I laid out my table like this at first: imagine this from my point of view behind the table.
Prints – Prints – Book – Flyer – Flyer on stand.
I alternated the convention guide and the comic pitch up on the stand, but I always kept both out.
When I saw people pass the table from the left, they would typically look down at the flyers, which bear huge images of the title characters, and look right back up and move along.
When I saw people pass the table from the right, on the other hand, they were often stopped by the text-heavy flyers and led to read them. As you can imagine, most people were completely befuddled and continued on their way. However, when you get it, you get it, and it was really gratifying to see realization dawn on the occassional passerby's face. Like the girl who came to a dead stop and just started laughing.
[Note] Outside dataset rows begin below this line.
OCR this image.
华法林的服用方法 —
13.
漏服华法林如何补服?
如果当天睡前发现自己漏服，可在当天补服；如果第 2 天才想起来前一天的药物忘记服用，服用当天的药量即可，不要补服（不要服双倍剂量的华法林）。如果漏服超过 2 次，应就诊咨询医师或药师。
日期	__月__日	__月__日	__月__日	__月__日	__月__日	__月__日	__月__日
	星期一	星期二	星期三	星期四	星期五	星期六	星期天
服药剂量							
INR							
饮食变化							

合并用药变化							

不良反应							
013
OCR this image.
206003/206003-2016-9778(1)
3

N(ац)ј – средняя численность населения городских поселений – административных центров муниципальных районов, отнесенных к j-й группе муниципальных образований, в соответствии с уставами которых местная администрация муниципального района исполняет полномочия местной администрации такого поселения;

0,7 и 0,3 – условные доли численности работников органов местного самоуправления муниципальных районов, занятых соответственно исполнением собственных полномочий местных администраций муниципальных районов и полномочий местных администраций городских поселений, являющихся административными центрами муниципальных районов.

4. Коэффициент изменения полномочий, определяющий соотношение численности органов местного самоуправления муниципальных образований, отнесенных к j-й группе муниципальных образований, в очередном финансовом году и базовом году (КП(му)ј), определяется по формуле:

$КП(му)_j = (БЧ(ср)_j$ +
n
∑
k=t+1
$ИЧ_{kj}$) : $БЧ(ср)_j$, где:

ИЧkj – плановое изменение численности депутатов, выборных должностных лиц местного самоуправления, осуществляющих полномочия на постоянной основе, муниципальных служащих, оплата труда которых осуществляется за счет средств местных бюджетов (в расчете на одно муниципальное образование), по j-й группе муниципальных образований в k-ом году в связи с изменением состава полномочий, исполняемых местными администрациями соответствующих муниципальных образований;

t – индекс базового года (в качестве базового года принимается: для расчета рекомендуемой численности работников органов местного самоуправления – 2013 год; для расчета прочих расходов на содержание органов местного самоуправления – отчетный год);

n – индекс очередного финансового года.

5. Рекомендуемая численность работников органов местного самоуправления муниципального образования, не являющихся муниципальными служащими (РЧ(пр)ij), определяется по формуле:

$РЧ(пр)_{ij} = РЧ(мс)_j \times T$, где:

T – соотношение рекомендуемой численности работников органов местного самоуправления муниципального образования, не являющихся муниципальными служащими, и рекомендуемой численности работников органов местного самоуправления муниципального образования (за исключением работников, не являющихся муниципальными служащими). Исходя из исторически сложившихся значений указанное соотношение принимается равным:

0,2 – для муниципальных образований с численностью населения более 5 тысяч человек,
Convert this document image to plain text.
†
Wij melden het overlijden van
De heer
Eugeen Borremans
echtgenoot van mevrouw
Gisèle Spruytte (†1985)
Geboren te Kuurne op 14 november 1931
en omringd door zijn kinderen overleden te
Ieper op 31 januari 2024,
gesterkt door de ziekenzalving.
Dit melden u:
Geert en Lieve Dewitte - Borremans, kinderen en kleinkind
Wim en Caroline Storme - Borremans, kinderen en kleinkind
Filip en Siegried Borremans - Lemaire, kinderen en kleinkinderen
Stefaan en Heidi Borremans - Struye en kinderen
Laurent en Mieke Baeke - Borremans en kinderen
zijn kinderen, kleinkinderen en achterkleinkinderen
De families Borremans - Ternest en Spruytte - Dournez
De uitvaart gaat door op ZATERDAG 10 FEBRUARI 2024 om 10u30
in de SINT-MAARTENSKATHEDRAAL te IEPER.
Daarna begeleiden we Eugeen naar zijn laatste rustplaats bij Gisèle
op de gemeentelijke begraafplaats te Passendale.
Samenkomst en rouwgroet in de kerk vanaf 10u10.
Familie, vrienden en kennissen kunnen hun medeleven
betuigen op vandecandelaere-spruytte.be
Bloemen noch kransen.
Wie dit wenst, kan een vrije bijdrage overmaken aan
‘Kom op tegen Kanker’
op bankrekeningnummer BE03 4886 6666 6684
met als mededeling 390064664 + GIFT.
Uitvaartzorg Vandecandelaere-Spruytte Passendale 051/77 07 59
So I swapped the position of the flyers and the prints.
Prints – Flyer – Book – Prints – Flyer on stand.
This more reliably slowed passers-by, but it didn't actually bring about any sales. I've already thought about this and decided on a solution for next time, but I won't say because I like these things to be surprises.
One more thing: the “pitch” side of the flyer has Majide describing the comic as “the new Homestuck” with a mischievous smirk. My readers found this very funny. A lot of people on the convention floor did not.: you could see their expressions drop when their eyes hit a certain point on the page. It was a reminder: it's true that not every reader will understand the comic, and it's also true that not every reader will understand its underlying sense of humor, even if they do fully get the T/L notes and all that. I imagine some people found that gag presumptuous, blasphemous maybe.
One of my very first potential customers picked up the flyer-- “feel free to take one!” I told him-- and read it up and down, front and back. He glared at me-- perhaps for the Homestuck joke, perhaps for the whole thing-- and very pointedly put the flyer back down. Another passer-by didn't get the joke and hated Homestuck and just the word broke the deal for him. I thought it was interesting that a joke meant to catch eyes actually backfired somewhat.
Anyway, that's about all from the table! The rest of the weekend was fantastic as well. Masao Maryuama's panel was heartbreaking, Seki Tomokazu's Q&A was hilarious, Yoko Kanno's concert left me awestruck. It's always a pleasure to hang out with the usual gang, and I wouldn't have guessed, after all these years, that the bar across the street from the BCC was actually really great.